The comedian certainly has a knack for storytelling, garnering the loudest laughs of the night when he gave an account of his experience with Bill Clinton and the effect this had on his relationship with his father.
“Black coffee.” He told the audience that he went to a McDonald’s Drive-Thru with his father and siblings during his childhood. To the incredulity of his four children, Mulaney’s father ordered a single black coffee and stopped at that. This implication of his father’s attitude was brought up again when he told his father a few years later that he was a Clinton supporter.
“You have the moral backbone of a chocolate eclair,” Mulaney’s father said.
With jokes aimed at taking shots at his personal life and hilariously detached comments on the lives of others, he managed to be self-deprecating while also goofy, and loud while not obnoxiously funny.
After directing a series of questions at a guest from Salem State University about his choice of major, Mulaney paused and asked, “Do I come off as hostile?” The comedian could not be seen as less hostile as he portrayed genuine interest and amusement in his interaction with the audience.

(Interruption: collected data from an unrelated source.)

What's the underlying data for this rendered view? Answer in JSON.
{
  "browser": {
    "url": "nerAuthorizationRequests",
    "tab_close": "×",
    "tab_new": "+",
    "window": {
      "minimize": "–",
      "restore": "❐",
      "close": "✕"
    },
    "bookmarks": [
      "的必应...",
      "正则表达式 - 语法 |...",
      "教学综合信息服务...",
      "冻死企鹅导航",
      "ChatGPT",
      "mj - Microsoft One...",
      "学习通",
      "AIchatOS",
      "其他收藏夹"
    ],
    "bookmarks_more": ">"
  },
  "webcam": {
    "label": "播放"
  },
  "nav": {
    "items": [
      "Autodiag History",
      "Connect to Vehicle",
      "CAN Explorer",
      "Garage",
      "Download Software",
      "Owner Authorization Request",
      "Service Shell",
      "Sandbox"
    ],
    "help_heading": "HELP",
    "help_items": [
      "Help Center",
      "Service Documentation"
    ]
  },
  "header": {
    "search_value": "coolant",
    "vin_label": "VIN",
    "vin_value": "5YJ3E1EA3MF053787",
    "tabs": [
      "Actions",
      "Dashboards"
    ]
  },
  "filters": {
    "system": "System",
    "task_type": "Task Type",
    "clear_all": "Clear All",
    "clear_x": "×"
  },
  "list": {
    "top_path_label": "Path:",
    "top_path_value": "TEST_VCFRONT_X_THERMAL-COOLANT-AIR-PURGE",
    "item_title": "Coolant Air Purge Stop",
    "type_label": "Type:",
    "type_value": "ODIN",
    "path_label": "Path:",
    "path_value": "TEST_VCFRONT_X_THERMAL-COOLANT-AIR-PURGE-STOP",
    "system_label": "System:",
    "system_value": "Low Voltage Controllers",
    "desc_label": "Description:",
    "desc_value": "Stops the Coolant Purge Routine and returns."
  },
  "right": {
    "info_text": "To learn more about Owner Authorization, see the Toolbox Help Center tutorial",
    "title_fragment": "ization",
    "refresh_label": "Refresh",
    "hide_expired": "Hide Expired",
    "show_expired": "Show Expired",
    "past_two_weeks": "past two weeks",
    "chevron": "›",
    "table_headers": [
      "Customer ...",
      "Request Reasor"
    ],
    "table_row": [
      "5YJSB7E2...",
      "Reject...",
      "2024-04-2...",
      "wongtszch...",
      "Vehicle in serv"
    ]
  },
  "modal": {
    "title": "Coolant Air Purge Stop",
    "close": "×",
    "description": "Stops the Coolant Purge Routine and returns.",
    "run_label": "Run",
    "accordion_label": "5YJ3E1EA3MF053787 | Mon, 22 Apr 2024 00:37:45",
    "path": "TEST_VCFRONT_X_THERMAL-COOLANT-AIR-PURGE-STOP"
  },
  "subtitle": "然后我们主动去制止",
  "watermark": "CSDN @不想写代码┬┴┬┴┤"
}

The audience loved the spontaneous interaction. “It was cool that he interacted with random members of the audience. He can make anything appear funny or absurd,” Kim Barbosa, a guest from Berklee College of Music, said.
Fulfilling the expectation to be the “highlight of the night” as promised by Hofstetter, Mulaney certainly delivered and lived up to his SNL credentials. His hilarious imitations of a Cantonese woman from Grand Szechuan and sirens that sounded like “an old gay cat was dying” are sure to stay with his audience as they recall similar experiences.